Objective: No validated tools exist to measure pediatric home healthcare quality. The objective of this work was to develop a family-reported survey (PediHome) to measure the quality of home healthcare for children with medical complexity (CMC).
Methods: A national multidisciplinary expert panel (N = 19) was convened to develop survey content domains. Panelist were joined by 3 additional experts to rank candidate survey items for importance and evaluate relevance and structure. Cognitive interviews were conducted with English-speaking (n = 12) and Spanish-speaking (n = 4) family caregivers of CMC to revise problematic items and clarify response options. A cross-sectional survey was then fielded (6/1/20-10/31/20) to parents whose children receive healthcare at 2 regional academic medical centers.

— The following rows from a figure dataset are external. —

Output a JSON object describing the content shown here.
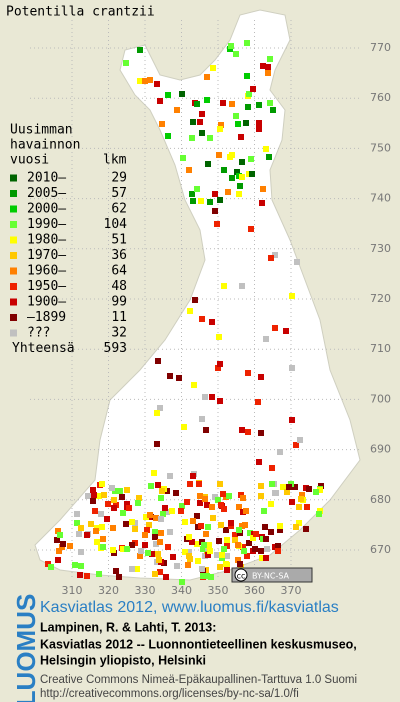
{
  "title": "Potentilla crantzii",
  "legend": {
    "heading": [
      "Uusimman",
      "havainnon",
      "vuosi"
    ],
    "count_header": "lkm",
    "items": [
      {
        "label": "2010–",
        "count": 29,
        "color": "#006400"
      },
      {
        "label": "2005–",
        "count": 57,
        "color": "#009a00"
      },
      {
        "label": "2000–",
        "count": 62,
        "color": "#00cc00"
      },
      {
        "label": "1990–",
        "count": 104,
        "color": "#66ff33"
      },
      {
        "label": "1980–",
        "count": 51,
        "color": "#ffff00"
      },
      {
        "label": "1970–",
        "count": 36,
        "color": "#ffc800"
      },
      {
        "label": "1960–",
        "count": 64,
        "color": "#ff8000"
      },
      {
        "label": "1950–",
        "count": 48,
        "color": "#ee2200"
      },
      {
        "label": "1900–",
        "count": 99,
        "color": "#c80000"
      },
      {
        "label": "–1899",
        "count": 11,
        "color": "#800000"
      },
      {
        "label": "???",
        "count": 32,
        "color": "#c0c0c0"
      }
    ],
    "total_label": "Yhteensä",
    "total": 593
  },
  "grid": {
    "x_labels": [
      310,
      320,
      330,
      340,
      350,
      360,
      370
    ],
    "y_labels": [
      770,
      760,
      750,
      740,
      730,
      720,
      710,
      700,
      690,
      680,
      670
    ]
  },
  "badge": {
    "cc": "cc",
    "license": "BY-NC-SA"
  },
  "footer": {
    "logo": "LUOMUS",
    "headline": "Kasviatlas 2012, www.luomus.fi/kasviatlas",
    "citation": [
      "Lampinen, R. & Lahti, T. 2013:",
      "Kasviatlas 2012 -- Luonnontieteellinen keskusmuseo,",
      "Helsingin yliopisto, Helsinki"
    ],
    "license": [
      "Creative Commons Nimeä-Epäkaupallinen-Tarttuva 1.0 Suomi",
      "http://creativecommons.org/licenses/by-nc-sa/1.0/fi"
    ]
  }
}
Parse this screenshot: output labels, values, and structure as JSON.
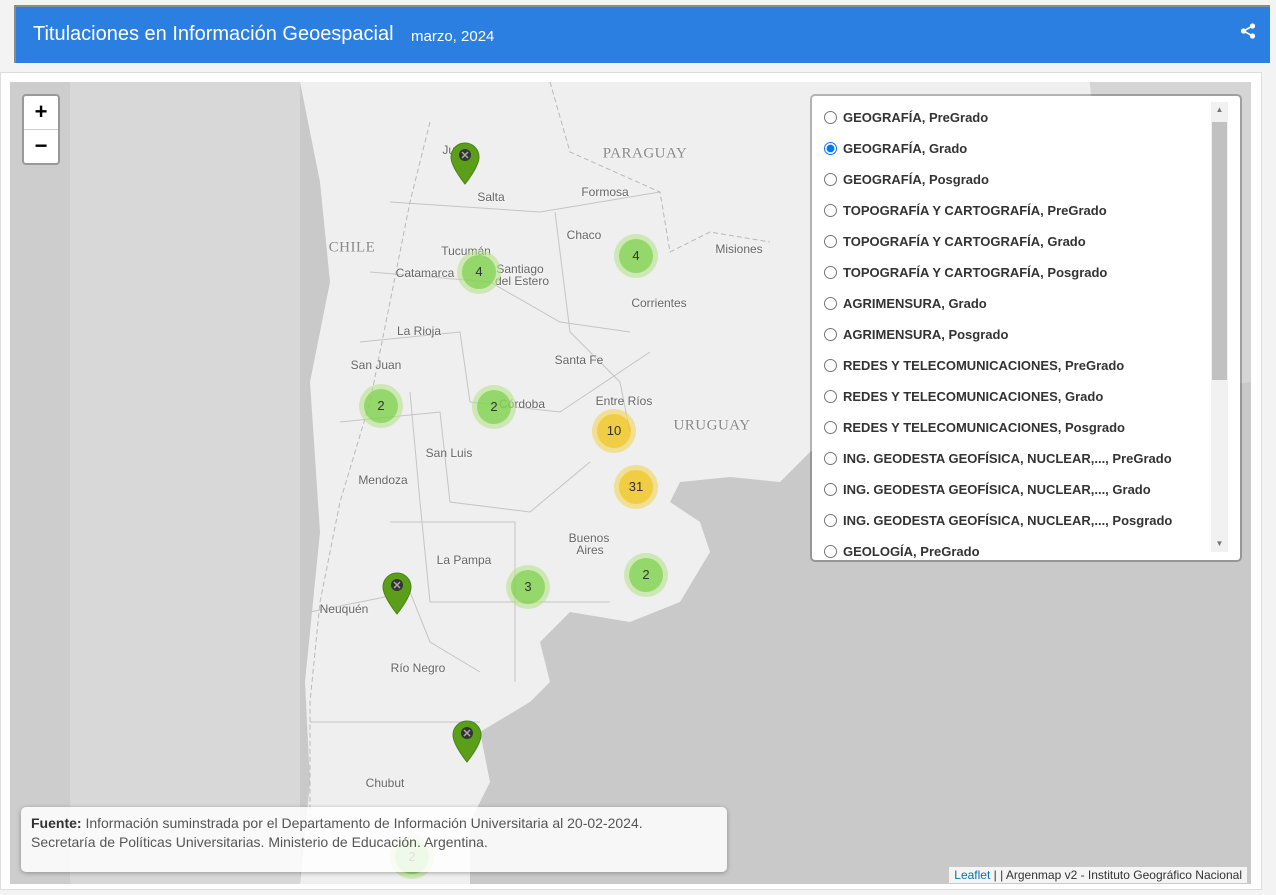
{
  "header": {
    "title": "Titulaciones en Información Geoespacial",
    "date": "marzo, 2024",
    "share_icon": "share-icon"
  },
  "colors": {
    "header": "#2a7fe0",
    "cluster_small": "#6ecc39",
    "cluster_medium": "#f0c20c",
    "pin": "#5a9e1a"
  },
  "map": {
    "zoom_in": "+",
    "zoom_out": "−",
    "labels": {
      "paraguay": "PARAGUAY",
      "chile": "CHILE",
      "uruguay": "URUGUAY",
      "formosa": "Formosa",
      "salta": "Salta",
      "jujuy": "Juj",
      "chaco": "Chaco",
      "misiones": "Misiones",
      "tucuman": "Tucumán",
      "catamarca": "Catamarca",
      "santiago1": "Santiago",
      "santiago2": "del Estero",
      "corrientes": "Corrientes",
      "larioja": "La Rioja",
      "santafe": "Santa Fe",
      "sanjuan": "San Juan",
      "cordoba": "Córdoba",
      "entrerios": "Entre Ríos",
      "sanluis": "San Luis",
      "mendoza": "Mendoza",
      "ba1": "Buenos",
      "ba2": "Aires",
      "lapampa": "La Pampa",
      "neuquen": "Neuquén",
      "rionegro": "Río Negro",
      "chubut": "Chubut"
    },
    "clusters": [
      {
        "count": "4",
        "level": "small"
      },
      {
        "count": "4",
        "level": "small"
      },
      {
        "count": "2",
        "level": "small"
      },
      {
        "count": "2",
        "level": "small"
      },
      {
        "count": "10",
        "level": "medium"
      },
      {
        "count": "31",
        "level": "medium"
      },
      {
        "count": "3",
        "level": "small"
      },
      {
        "count": "2",
        "level": "small"
      },
      {
        "count": "2",
        "level": "small"
      }
    ]
  },
  "layers": {
    "selected": "GEOGRAFÍA, Grado",
    "items": [
      "GEOGRAFÍA, PreGrado",
      "GEOGRAFÍA, Grado",
      "GEOGRAFÍA, Posgrado",
      "TOPOGRAFÍA Y CARTOGRAFÍA, PreGrado",
      "TOPOGRAFÍA Y CARTOGRAFÍA, Grado",
      "TOPOGRAFÍA Y CARTOGRAFÍA, Posgrado",
      "AGRIMENSURA, Grado",
      "AGRIMENSURA, Posgrado",
      "REDES Y TELECOMUNICACIONES, PreGrado",
      "REDES Y TELECOMUNICACIONES, Grado",
      "REDES Y TELECOMUNICACIONES, Posgrado",
      "ING. GEODESTA GEOFÍSICA, NUCLEAR,..., PreGrado",
      "ING. GEODESTA GEOFÍSICA, NUCLEAR,..., Grado",
      "ING. GEODESTA GEOFÍSICA, NUCLEAR,..., Posgrado",
      "GEOLOGÍA, PreGrado"
    ]
  },
  "source": {
    "label": "Fuente:",
    "line1": "Información suminstrada por el Departamento de Información Universitaria al 20-02-2024.",
    "line2": "Secretaría de Políticas Universitarias. Ministerio de Educación. Argentina."
  },
  "attribution": {
    "leaflet": "Leaflet",
    "text": " | | Argenmap v2 - Instituto Geográfico Nacional"
  }
}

Results: The final measure included N = 28 total items with 4 items quantifying access, 1 evaluating overall quality rating, and 21 items assessing provider tasks (11 home nursing only, 2 certified nursing assistant/home health aide only, and 1 dual). Out of 312 caregivers of CMC, 142 (46%) responded and one-half (n = 68, 48%) reported a child receiving home nursing. They received a weekly median of 58.4% (IQR ±31.2%) of approved nursing hours with 55% reporting a missed nursing shift within the last month. Median overall quality was 75-9 (0-10 scale) and median scores on specific quality items ranged from 31-4 to 43-4 (0-4 scale).
Conclusions: PediHome is a new content-valid family-reported measure of home healthcare quality for CMC that is useful for evaluating healthcare quality across several domains. Future work will involve assessing PediHome's construct and predictive validity.
Keywords: access; children with medical complexity; children with special health care needs; home healthcare; quality.